Role of the Funder/Sponsor: The funding sources had no role in the design and conduct of the study; collection, management, analysis, and interpretation of the data; preparation, review, or approval of the manuscript; and decision to submit the manuscript for publication, with the following exception. Part of the data used in preparation of this article was obtained from the ADNI database (http://adni.loni.usc.edu); as such, the investigators within the ADNI contributed to the design and implementation of ADNI and/or provided data but did not participate in analysis or writing of this report.
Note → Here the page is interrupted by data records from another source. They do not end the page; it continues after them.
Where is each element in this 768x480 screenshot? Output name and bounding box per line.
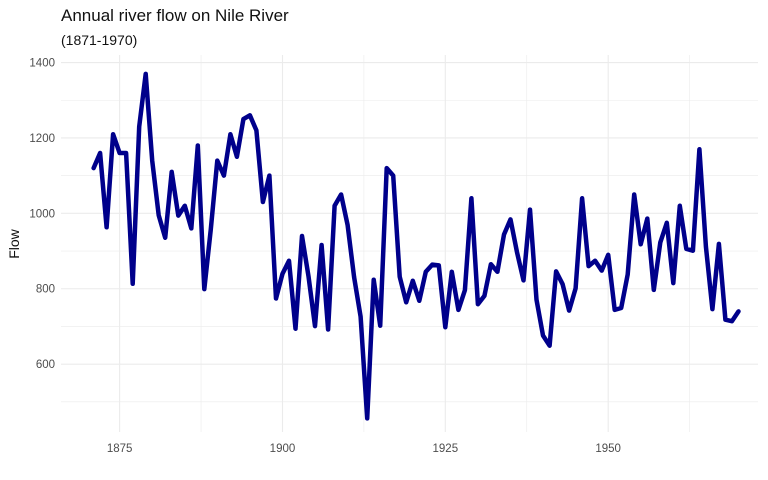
y-tick-label: 1200 bbox=[29, 133, 55, 145]
y-tick-label: 1400 bbox=[29, 58, 55, 70]
x-tick-label: 1925 bbox=[433, 443, 459, 455]
x-tick-label: 1875 bbox=[107, 443, 133, 455]
major-gridlines bbox=[61, 55, 758, 432]
minor-gridlines bbox=[61, 55, 758, 432]
chart-subtitle: (1871-1970) bbox=[61, 32, 138, 48]
y-axis-label: Flow bbox=[6, 228, 22, 258]
y-tick-label: 600 bbox=[36, 359, 55, 371]
y-tick-label: 1000 bbox=[29, 208, 55, 220]
y-tick-label: 800 bbox=[36, 284, 55, 296]
x-tick-label: 1900 bbox=[270, 443, 296, 455]
y-axis-ticks: 600 800 1000 1200 1400 bbox=[29, 58, 55, 372]
x-axis-ticks: 1875 1900 1925 1950 bbox=[107, 443, 621, 455]
flow-series-line bbox=[91, 71, 741, 421]
chart-title: Annual river flow on Nile River bbox=[61, 6, 289, 25]
x-tick-label: 1950 bbox=[595, 443, 621, 455]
Additional Contributions: Neuropsychologist Susanna Vestberg, PhD, Department of Psychology, Lund University, Sweden, assisted with characterizing cohort C regarding the cognitive status and did not receive any compensation for this work. The ADNI data are disseminated by the Laboratory for Neuro Imaging at the University of California, Los Angeles.